Emoji and Zipf’s Law

Emojitracker.com is a very interesting site that tracks how often each emoji is used on Twitter. The statistics are updated in real time, and it’s really quite amazing to watch.

Screenshot from 2015-05-06 23:40:09

(In case the reader is unaware, an emoji is a small icon that is often used to convey ideas or emotions in electronic communications. It should not be confused with an emoticon, which uses ordinary text characters for a similar purpose.)

Is there is a formula that describes these frequencies? In 1935, the American linguist George Zipf proposed that, in any corpus of words, the frequency of a word is inversely proportional to its rank in the frequency table. That is, the most common word should be \(N\) times more frequent than the \(N\)th word.
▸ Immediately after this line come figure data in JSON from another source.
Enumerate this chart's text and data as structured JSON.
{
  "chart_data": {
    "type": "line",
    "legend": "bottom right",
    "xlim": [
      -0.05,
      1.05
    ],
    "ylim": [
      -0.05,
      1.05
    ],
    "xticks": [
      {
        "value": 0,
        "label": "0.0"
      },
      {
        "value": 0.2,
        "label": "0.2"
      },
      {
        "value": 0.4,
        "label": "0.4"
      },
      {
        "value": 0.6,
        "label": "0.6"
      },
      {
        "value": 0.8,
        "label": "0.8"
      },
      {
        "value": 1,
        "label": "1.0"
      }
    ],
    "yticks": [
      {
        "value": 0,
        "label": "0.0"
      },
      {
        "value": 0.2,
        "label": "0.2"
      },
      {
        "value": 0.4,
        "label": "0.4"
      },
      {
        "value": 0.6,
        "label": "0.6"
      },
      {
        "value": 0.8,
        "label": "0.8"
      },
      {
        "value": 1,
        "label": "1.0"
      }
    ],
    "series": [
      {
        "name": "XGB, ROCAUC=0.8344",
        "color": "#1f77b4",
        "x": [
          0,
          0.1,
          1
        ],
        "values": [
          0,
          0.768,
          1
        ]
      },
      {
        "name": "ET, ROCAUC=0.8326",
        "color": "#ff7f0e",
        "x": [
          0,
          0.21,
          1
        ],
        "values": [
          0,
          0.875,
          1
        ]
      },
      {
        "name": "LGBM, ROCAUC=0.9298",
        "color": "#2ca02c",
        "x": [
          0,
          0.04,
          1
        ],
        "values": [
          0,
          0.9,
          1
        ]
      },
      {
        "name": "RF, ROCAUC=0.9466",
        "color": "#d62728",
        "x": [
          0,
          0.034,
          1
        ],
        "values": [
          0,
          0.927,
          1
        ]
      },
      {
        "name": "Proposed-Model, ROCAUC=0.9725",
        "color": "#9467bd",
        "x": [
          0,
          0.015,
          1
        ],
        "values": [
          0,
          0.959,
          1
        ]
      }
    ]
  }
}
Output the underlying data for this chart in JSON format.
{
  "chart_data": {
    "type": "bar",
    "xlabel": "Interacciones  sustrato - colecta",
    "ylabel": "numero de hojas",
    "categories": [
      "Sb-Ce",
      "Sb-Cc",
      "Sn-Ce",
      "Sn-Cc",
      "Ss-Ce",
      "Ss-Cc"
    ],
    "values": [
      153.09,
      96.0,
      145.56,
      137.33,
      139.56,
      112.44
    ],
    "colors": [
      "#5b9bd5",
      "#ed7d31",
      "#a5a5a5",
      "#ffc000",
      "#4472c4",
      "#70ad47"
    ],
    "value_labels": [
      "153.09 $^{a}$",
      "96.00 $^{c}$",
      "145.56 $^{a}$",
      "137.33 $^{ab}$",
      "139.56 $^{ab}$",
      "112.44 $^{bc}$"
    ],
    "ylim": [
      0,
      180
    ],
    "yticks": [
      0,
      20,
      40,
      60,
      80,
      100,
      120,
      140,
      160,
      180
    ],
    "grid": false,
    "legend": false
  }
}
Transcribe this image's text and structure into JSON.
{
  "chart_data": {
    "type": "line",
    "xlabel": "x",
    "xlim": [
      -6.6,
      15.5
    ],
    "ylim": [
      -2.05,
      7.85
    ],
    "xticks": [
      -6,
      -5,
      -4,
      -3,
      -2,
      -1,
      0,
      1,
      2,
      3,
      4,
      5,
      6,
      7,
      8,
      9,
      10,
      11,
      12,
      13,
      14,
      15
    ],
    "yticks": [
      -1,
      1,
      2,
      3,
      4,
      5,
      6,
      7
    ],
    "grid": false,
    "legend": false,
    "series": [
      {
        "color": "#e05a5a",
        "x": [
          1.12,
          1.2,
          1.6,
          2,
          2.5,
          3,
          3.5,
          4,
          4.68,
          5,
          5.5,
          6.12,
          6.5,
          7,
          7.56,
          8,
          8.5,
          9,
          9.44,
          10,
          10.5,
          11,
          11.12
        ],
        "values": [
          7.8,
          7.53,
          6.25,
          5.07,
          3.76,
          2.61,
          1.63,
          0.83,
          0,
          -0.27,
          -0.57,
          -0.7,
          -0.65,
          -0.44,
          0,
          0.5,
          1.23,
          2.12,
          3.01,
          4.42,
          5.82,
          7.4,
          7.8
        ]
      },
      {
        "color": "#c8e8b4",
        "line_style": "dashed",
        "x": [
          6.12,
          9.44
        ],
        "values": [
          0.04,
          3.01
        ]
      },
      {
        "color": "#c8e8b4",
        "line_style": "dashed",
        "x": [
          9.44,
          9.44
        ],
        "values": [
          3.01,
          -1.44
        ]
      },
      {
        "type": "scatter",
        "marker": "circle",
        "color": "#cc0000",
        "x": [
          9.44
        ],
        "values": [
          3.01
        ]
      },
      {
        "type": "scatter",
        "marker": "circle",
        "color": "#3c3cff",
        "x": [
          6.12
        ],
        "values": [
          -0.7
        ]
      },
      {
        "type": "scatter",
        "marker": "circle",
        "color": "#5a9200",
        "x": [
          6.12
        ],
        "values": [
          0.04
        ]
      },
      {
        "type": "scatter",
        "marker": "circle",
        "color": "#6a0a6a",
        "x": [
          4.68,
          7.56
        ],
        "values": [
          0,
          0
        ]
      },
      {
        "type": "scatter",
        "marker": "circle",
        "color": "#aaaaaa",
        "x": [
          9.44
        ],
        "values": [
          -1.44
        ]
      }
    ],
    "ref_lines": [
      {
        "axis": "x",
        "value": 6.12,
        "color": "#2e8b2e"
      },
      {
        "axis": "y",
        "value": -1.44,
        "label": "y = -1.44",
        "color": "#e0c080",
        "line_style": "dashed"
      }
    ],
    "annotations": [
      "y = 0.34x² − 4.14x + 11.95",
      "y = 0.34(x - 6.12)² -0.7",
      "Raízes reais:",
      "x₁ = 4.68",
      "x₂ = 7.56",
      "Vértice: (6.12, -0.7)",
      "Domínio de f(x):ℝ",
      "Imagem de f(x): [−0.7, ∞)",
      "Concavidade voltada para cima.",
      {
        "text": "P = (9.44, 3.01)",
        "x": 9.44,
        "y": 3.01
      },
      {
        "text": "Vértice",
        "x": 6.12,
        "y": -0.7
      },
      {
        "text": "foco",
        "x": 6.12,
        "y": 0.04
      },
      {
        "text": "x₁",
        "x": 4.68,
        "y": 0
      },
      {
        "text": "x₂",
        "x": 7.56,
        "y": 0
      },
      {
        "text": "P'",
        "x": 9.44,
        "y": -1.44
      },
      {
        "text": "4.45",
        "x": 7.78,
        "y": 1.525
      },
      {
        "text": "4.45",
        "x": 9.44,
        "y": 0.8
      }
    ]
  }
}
More generally, we may suppose that the frequencies follow an inverse power law of the form \(y = Cx^{-r}\), where \(y\) is the frequency and \(x\) is the rank.

Power laws can be identified using a log-log plot, which has logarithmic scales on both axes. When we take the logarithm of both sides, we get

\[\log y = \log C – r \log x\]

which appears on a log-log plot as a straight line with slope \((-r)\) .

Does the frequency of emojis follow a power law? To answer this question, we need to find a way to scrape the data from the webpage. My solution was crude but effective. I selected all of the text on the page, and used copy-and-paste to get it into a text file. I wrote a short Python script to extract the numbers into a list.

import re
with open("emoji.txt") as f:
    text = '\n'.join(f.readlines())
y = [int(m) for m in re.findall(r"\d+", text)]
x = range(1, len(y)+1)

Next, I used matplotlib to plot the data on a log-log scale, and scipy.stats to compute the line of best fit for the transformed data.

from math import log, exp
from scipy import stats
import matplotlib.pyplot as plt

logx = map(log, x)
logy = map(log, y)
slope, intercept, r_value, p_value, std_er = stats.linregress(logx[:40], logy[:40])
y_pred = [exp(slope*t + intercept) for t in logx]
plt.loglog(x, y)
plt.loglog(x, y_pred)
plt.title('Frequency of Emoji characters on Twitter')
plt.text(100, 3e7, r'$y = (%.3f \times 10^8)\ x^{%.3f}$' % (exp(intercept)/10**8, slope)) 
plt.text(100, 1e8, r'$(r^2 = \ %.4f)$' % r_value**2)

From the graph shown below, it appears that the numbers do not follow a power law. However, the 40 most common emojis do appear to follow a power law. The graph shows the frequencies for all of the emojis, with a line of best fit for the 40 most common emojis.